Zum ersten Mal wurde amtlich der H5N8 Virus auf europäischem Boden in einem Wildvogel nachgewiesen. Die Krickente wurde im Rahmen des Wildvogelmonitoring im Landkreis Vorpommern Rügen geschossen. Bundesagrarminister Christian Schmidt hat eine Krisensitzung einberufen. Krickenten sind sehr mobil und legen Strecken bis zu 8.000 Kilometer zurück.
Die Situation um das asiatische Vogelgrippevirus H5N8 hat eine neue Dimension erreicht. Anfang November ist das Virus in einem Putenbetrieb in Heinrichwalde ausgebrochen. Nachdem etwa 2.000 Geflügel verendet waren mussten alle 31.000 Puten ebenfalls zwecks Eindämmung getötet werden. Es wurde zudem in einem Umkreis von 50 Kilometern des Mastbetriebes ein Risikogebiet ausgerufen.
In der Nacht von Freitag auf Samstag wurde im Zuge des Wildvogelmonitoring eine Wildente gezielt geschossen und untersucht. Das Ergebnis ergab, dass die Krickente mit dem gleichen Virus infiziert war, wie der Putenbetrieb in Vorpommern Rügen und die Geflügel in den Niederlanden. Der infizierte Wildvogel war deutlich außerhalb des Risikogebietes entdeckt worden und zeigte keine äußeren Anzeichen der Krankheit. „Wir haben damit nun eine neue, unschöne Situation. Wir müssen jetzt von einem europaweiten Seuchengeschehen sprechen. Außerdem verdichtet sich jetzt der Verdacht, dass nach den Ausbrüchen bei uns, in den Niederlanden und im Vereinigten Königreich, das Erregerreservoir wohl in der Wildvogelpopulation liegt. Denn es handelt sich zumindest bei den Fällen in den Niederlanden und bei uns nach bisherigem Kenntnisstand um die exakt gleiche Virusvariante. Das bedeutet andererseits auch, dass wir uns nun gezwungen sehen, zum Schutz der Nutztierbestände, ein landesweites Aufstallungsgebot zu verfügen. Ich bitte daher alle Geflügelhalter im eigenen Interesse, den möglichen Kontakt des Geflügels zu Wildvögeln zu unterbinden“, mahnte Dr. Till Backhaus, Minister für Landwirtschaft, Umwelt und Verbraucherschutz M-V.

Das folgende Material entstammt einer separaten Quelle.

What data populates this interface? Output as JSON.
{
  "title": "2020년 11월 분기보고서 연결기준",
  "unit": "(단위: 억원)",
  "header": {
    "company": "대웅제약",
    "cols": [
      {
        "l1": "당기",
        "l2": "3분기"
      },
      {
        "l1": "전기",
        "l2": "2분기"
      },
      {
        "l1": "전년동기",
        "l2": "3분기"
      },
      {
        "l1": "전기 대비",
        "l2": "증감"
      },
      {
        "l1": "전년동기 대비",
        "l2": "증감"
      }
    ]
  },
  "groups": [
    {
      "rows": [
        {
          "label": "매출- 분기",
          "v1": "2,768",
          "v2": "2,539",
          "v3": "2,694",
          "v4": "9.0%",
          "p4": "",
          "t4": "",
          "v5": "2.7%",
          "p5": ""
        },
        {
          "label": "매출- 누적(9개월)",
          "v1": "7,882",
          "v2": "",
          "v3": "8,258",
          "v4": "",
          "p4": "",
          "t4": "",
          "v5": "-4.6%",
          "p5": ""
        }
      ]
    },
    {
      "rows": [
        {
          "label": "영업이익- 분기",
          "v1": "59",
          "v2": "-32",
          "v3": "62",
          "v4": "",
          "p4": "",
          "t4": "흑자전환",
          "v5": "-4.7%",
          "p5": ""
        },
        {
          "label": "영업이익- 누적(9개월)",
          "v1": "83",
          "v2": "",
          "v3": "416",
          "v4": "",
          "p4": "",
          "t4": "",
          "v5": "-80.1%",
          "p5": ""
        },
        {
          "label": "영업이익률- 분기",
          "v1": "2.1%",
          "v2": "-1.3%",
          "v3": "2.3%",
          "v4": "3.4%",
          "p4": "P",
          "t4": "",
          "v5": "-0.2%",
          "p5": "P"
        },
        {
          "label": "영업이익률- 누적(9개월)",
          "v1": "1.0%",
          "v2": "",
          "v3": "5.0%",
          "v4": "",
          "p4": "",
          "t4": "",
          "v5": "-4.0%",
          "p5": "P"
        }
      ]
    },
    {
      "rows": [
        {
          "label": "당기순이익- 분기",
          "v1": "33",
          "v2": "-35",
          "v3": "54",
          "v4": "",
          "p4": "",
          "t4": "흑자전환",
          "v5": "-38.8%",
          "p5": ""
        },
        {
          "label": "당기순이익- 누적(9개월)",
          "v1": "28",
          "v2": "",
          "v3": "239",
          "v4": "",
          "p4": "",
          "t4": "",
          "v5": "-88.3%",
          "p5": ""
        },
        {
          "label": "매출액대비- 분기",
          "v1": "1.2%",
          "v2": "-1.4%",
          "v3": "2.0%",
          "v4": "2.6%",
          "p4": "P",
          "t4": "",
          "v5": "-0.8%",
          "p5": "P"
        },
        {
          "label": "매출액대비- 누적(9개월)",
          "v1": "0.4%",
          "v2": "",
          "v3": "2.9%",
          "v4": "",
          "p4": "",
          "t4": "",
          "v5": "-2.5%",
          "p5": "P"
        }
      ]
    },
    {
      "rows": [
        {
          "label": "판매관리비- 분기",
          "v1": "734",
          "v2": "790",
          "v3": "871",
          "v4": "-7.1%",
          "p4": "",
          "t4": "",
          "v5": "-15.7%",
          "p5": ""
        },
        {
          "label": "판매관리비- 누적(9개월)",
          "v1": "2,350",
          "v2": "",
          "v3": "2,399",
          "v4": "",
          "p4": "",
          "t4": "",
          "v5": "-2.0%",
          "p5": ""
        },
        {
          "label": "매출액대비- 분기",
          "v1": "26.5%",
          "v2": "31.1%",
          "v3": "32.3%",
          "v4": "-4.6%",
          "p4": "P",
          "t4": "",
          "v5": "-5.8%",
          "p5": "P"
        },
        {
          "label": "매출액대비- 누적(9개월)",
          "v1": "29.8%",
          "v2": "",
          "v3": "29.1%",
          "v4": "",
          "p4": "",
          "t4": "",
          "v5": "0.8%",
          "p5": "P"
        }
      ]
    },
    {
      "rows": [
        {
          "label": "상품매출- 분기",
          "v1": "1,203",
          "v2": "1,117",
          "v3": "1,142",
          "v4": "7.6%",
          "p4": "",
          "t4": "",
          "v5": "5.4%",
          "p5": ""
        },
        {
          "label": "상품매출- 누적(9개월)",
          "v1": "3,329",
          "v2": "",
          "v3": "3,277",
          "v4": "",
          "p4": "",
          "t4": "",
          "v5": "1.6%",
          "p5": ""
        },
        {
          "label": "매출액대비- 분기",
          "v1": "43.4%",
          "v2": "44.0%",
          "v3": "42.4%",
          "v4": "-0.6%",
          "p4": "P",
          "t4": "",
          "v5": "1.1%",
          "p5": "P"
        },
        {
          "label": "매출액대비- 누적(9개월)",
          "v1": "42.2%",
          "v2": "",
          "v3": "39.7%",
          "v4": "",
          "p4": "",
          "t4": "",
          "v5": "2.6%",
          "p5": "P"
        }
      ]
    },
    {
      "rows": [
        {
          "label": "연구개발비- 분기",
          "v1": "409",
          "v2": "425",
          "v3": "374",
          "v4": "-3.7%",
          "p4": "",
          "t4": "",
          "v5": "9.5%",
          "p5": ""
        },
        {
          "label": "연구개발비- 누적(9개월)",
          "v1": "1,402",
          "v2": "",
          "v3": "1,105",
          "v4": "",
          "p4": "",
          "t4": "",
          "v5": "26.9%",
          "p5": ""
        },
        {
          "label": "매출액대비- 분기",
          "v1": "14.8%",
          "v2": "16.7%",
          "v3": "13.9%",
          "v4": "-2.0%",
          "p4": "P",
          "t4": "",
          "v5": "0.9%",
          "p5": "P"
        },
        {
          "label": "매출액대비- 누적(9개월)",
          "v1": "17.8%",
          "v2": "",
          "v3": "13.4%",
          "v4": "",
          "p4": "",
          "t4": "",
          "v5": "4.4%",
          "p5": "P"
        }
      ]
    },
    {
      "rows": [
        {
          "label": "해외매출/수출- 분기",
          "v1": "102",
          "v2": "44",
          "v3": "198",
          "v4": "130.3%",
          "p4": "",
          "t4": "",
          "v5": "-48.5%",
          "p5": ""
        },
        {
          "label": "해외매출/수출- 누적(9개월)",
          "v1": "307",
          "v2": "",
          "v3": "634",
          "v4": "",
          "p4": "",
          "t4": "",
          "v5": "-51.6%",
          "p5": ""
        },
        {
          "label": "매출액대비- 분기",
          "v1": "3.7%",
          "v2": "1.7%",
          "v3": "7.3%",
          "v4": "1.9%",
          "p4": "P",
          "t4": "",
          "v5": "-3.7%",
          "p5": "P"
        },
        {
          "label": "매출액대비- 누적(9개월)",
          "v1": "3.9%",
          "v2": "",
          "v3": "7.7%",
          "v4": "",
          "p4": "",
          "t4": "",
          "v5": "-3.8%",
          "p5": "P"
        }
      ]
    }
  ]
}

Die Tierseuche hat diverse Namen. Anfangs wurde von Geflügelpest gesprochen, doch nachdem klar war, dass es sich um ein Grippevirus handelt gilt der Terminus Vogelgrippe oder je nach Tiergattung, Hühner-, Enten-, oder Gänseinfluenza. Die Vogelgrippe Typ H5N1 war im Februar und Dezember 2013 in Deutschland zuletzt aufgetreten. 14.500 Enten in Brandenburg und einige Hundert Hühner sowie Strauße im Schwarzwald wurden Opfer des Virus. Der aktuell festgestellte Erreger Typ H5N8 ist laut Landwirtschaftsministeriums ein hochansteckender Subtyp der Vogelgrippe. Bisher war dieser Virustyp nur in Asien zu finden und ist nun amtlich auch in Europa nachgewiesen worden.
Das Virus ist höchstwahrscheinlich von Südkorea über Ostrussland nach Europa gelangt. Krickenten sind Wandervögel und leben in großer Zahl am Baikalsee in Russland. Tiere vom Baikalsee sind auch in Südkorea gesichtet worden und sie fliegen auch nach Europa. Dieser Übertragungsweg ist der wahrscheinlichste und zugleich am schwierigsten zu kontrollierende. Die Übertragung über den Transport von Zuchtgeflügel oder über das Futter halten Experten nun für unwahrscheinlich.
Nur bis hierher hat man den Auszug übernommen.